Amyloid inhibitors cant prevent brain plaque build-up, study suggests
SUNDAY, Jan. 27 (HealthDay News) -- A once-promising pathway for research into preventing and treating Alzheimer's disease may have been derailed by a surprise chemical finding, researchers report.
Scientists in laboratories around the world have been investigating drug candidates called amyloid inhibitors, which many experts believed could keep proteins such as amyloid-beta from sticking together in brain tissue.
This type of "sticky" protein plaque build-up is a hallmark of Alzheimer's disease. It also characterizes brain illnesses such as Huntington's disease and "mad cow" disease.
But the new study, published Jan. 27 in the journal Nature Chemical Biology, may sound an unexpected death knell for amyloid inhibitor research.
In the study, a team of chemists at the University of California, San Francisco, found that these candidate drugs form large, unwieldy clumps themselves, rendering them useless as targeted therapy against amyloid in the brain.
High-tech research in the lab is revealing that typical amyloid inhibitors "seem to act not in the way people expect them to and want them to," explained study senior author Brian Shoichet, professor of pharmaceutical chemistry at UCSF.

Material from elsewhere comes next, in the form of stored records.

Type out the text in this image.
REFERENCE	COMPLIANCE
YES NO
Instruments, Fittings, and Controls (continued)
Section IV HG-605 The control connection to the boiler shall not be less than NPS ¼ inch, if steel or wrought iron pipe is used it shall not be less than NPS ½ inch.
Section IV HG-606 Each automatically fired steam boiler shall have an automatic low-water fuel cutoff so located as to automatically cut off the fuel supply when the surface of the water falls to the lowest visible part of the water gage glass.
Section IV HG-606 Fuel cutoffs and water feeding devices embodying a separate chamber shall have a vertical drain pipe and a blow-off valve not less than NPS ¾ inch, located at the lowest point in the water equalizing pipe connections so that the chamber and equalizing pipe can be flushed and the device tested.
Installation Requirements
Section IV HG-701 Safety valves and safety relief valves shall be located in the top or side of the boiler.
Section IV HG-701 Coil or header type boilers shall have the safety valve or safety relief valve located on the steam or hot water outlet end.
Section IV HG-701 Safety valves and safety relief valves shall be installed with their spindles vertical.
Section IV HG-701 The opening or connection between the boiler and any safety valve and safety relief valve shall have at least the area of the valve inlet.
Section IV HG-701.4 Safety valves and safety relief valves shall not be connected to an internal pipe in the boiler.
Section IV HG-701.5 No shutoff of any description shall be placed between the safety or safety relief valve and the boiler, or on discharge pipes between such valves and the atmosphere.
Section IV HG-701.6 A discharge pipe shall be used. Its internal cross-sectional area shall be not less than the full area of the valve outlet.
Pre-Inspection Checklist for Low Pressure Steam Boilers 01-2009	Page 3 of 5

Once these drugs aggregate into clumps, "they no longer have the right pharmacology, they won't cross the [brain's] membrane barriers, and they inhibit everything -- any protein will bind with them," he said.
In other words, the drugs lose their ability to migrate to the brain to fight amyloid plaque. They also give up their targeted specificity against amyloid, Shoichet said. "They end up inhibiting everything -- any protein that sees them will be sequestered by them," he said. This molecular clumping process is largely inevitable, Shoichet added.